Trump interrupted to insist (repeatedly) that, “I did not say that.”

But he did, at least about one of the alleged victims, telling the crowd at a rally in Greensboro, N.C., on Oct. 14 that one of the women “would not be my first choice.”

“Believe me, she would not be my first choice, that I can tell you. Man,” Trump said to knowing laughter from the audience. “You don’t know, that would not be my first choice.”

Perhaps he meant they followed different sports teams?

Clinton also engaged in a bit of creative denial during the debate. Defending herself from Trump’s charges that she’d violated the law by using private email servers while secretary of state, Clinton said: “The FBI conducted a yearlong investigation into my e-mails. They concluded there was no case.

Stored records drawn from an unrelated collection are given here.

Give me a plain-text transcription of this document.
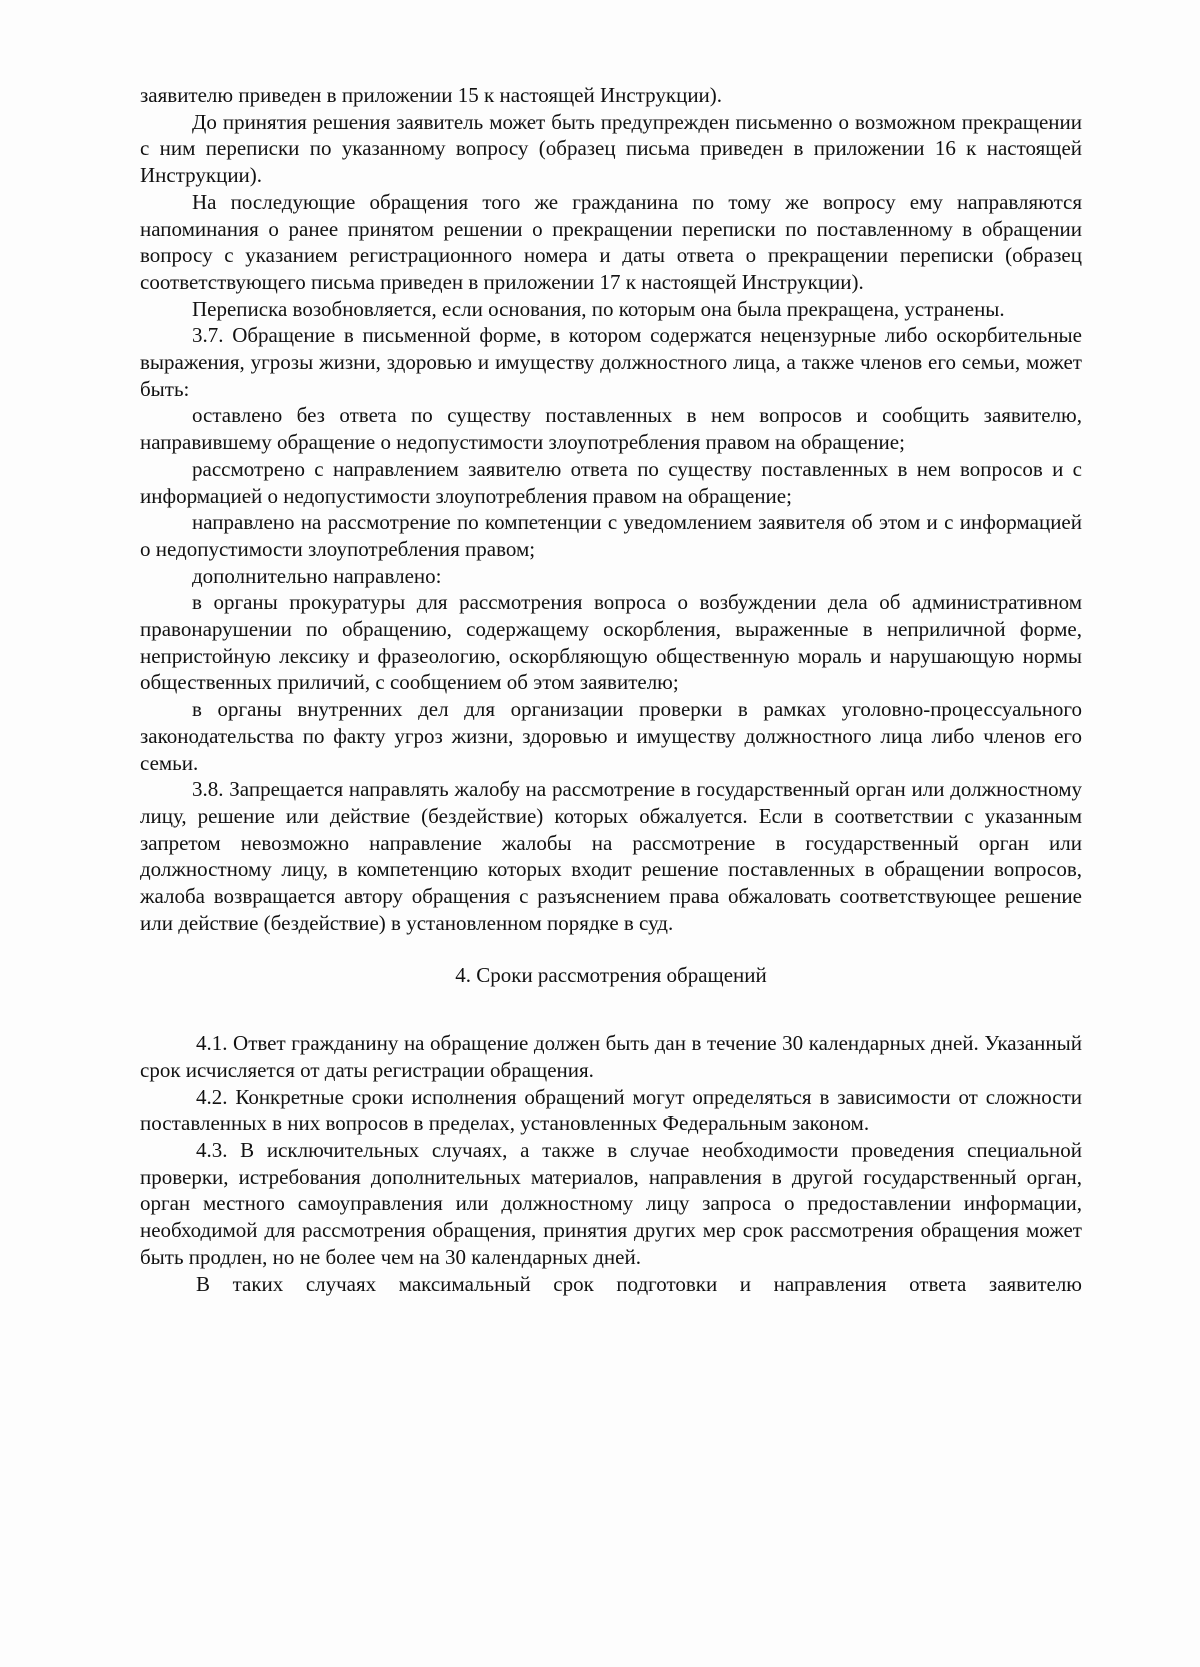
заявителю приведен в приложении 15 к настоящей Инструкции).

До принятия решения заявитель может быть предупрежден письменно о возможном прекращении с ним переписки по указанному вопросу (образец письма приведен в приложении 16 к настоящей Инструкции).

На последующие обращения того же гражданина по тому же вопросу ему направляются напоминания о ранее принятом решении о прекращении переписки по поставленному в обращении вопросу с указанием регистрационного номера и даты ответа о прекращении переписки (образец соответствующего письма приведен в приложении 17 к настоящей Инструкции).

Переписка возобновляется, если основания, по которым она была прекращена, устранены.

3.7. Обращение в письменной форме, в котором содержатся нецензурные либо оскорбительные выражения, угрозы жизни, здоровью и имуществу должностного лица, а также членов его семьи, может быть:

оставлено без ответа по существу поставленных в нем вопросов и сообщить заявителю, направившему обращение о недопустимости злоупотребления правом на обращение;

рассмотрено с направлением заявителю ответа по существу поставленных в нем вопросов и с информацией о недопустимости злоупотребления правом на обращение;

направлено на рассмотрение по компетенции с уведомлением заявителя об этом и с информацией о недопустимости злоупотребления правом;

дополнительно направлено:

в органы прокуратуры для рассмотрения вопроса о возбуждении дела об административном правонарушении по обращению, содержащему оскорбления, выраженные в неприличной форме, непристойную лексику и фразеологию, оскорбляющую общественную мораль и нарушающую нормы общественных приличий, с сообщением об этом заявителю;

в органы внутренних дел для организации проверки в рамках уголовно-процессуального законодательства по факту угроз жизни, здоровью и имуществу должностного лица либо членов его семьи.

3.8. Запрещается направлять жалобу на рассмотрение в государственный орган или должностному лицу, решение или действие (бездействие) которых обжалуется. Если в соответствии с указанным запретом невозможно направление жалобы на рассмотрение в государственный орган или должностному лицу, в компетенцию которых входит решение поставленных в обращении вопросов, жалоба возвращается автору обращения с разъяснением права обжаловать соответствующее решение или действие (бездействие) в установленном порядке в суд.

4. Сроки рассмотрения обращений

4.1. Ответ гражданину на обращение должен быть дан в течение 30 календарных дней. Указанный срок исчисляется от даты регистрации обращения.

4.2. Конкретные сроки исполнения обращений могут определяться в зависимости от сложности поставленных в них вопросов в пределах, установленных Федеральным законом.

4.3. В исключительных случаях, а также в случае необходимости проведения специальной проверки, истребования дополнительных материалов, направления в другой государственный орган, орган местного самоуправления или должностному лицу запроса о предоставлении информации, необходимой для рассмотрения обращения, принятия других мер срок рассмотрения обращения может быть продлен, но не более чем на 30 календарных дней.

В таких случаях максимальный срок подготовки и направления ответа заявителю
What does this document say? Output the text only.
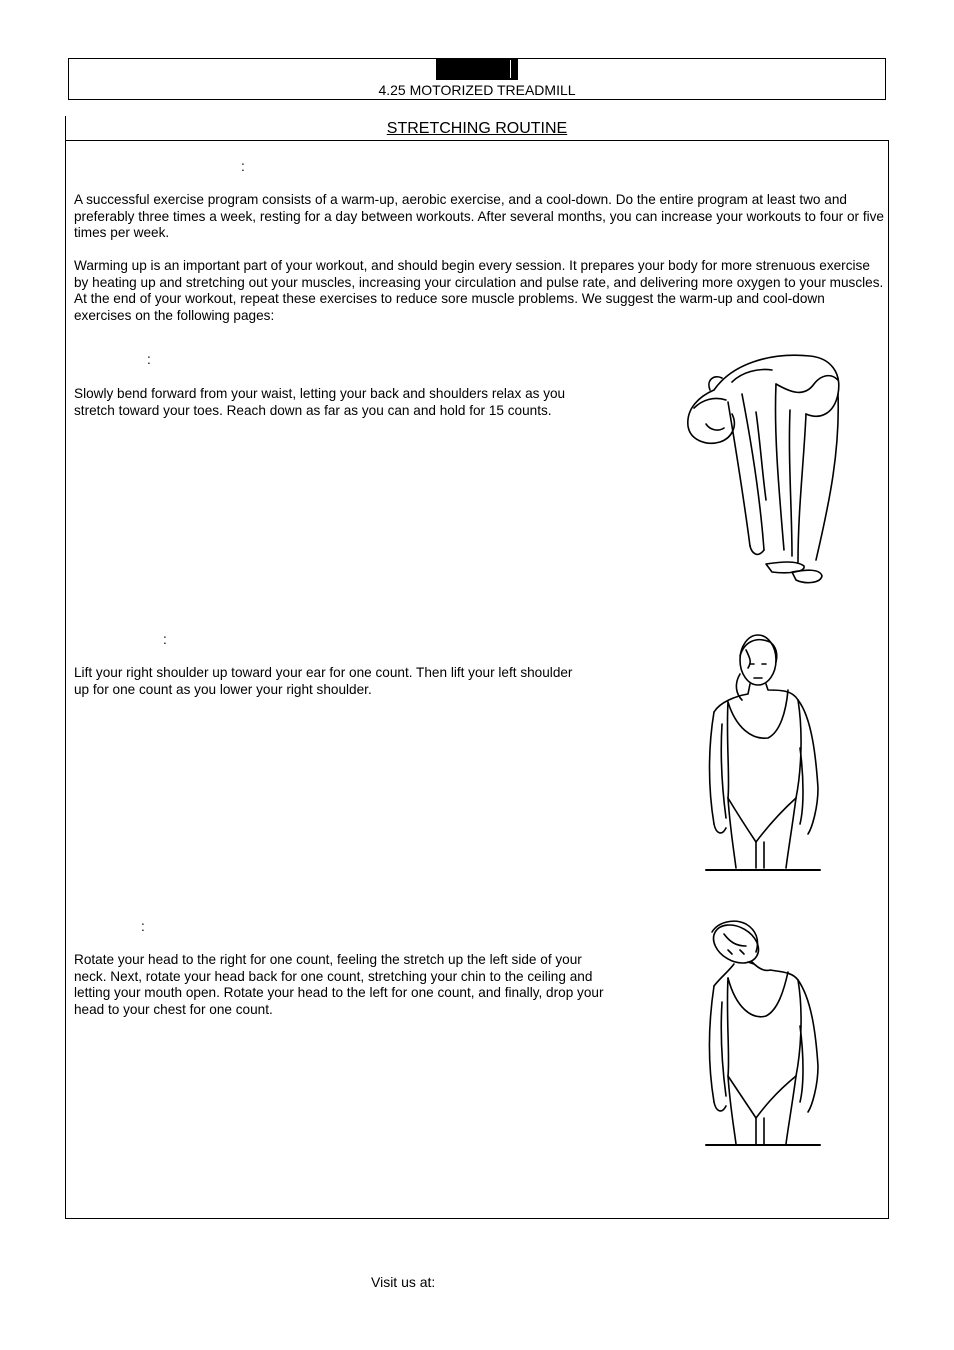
4.25 MOTORIZED TREADMILL
STRETCHING ROUTINE
:
A successful exercise program consists of a warm-up, aerobic exercise, and a cool-down. Do the entire program at least two and preferably three times a week, resting for a day between workouts. After several months, you can increase your workouts to four or five times per week.
Warming up is an important part of your workout, and should begin every session. It prepares your body for more strenuous exercise by heating up and stretching out your muscles, increasing your circulation and pulse rate, and delivering more oxygen to your muscles. At the end of your workout, repeat these exercises to reduce sore muscle problems. We suggest the warm-up and cool-down exercises on the following pages:
:
Slowly bend forward from your waist, letting your back and shoulders relax as you stretch toward your toes. Reach down as far as you can and hold for 15 counts.
:
Lift your right shoulder up toward your ear for one count. Then lift your left shoulder up for one count as you lower your right shoulder.
:
Rotate your head to the right for one count, feeling the stretch up the left side of your neck. Next, rotate your head back for one count, stretching your chin to the ceiling and letting your mouth open. Rotate your head to the left for one count, and finally, drop your head to your chest for one count.
Visit us at:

He said the FBI was rigged.”

In fact, the FBI did conduct an investigation, and its director, former deputy attorney general James Comey, said “our judgment is that no reasonable prosecutor would bring such a case” against Clinton for mishandling classified information on her private servers.

But Comey also said in the same statement that “there is evidence that they [Clinton and her top staffers] were extremely careless in their handling of very sensitive, highly classified information.”

And later, under questioning by members of the House Oversight and Government Reform Committee, Comey acknowledged that Clinton had made several untrue statements about the email controversy to the public.

This, too, is on tape for anybody inclined to seek it out.

Why, it’s almost getting to the point where you can no longer trust the things said by presidential candidates during a nationally televised presidential debate, notwithstanding the ability of any reasonably intelligent person to check those statements using the Google machine and the Internet!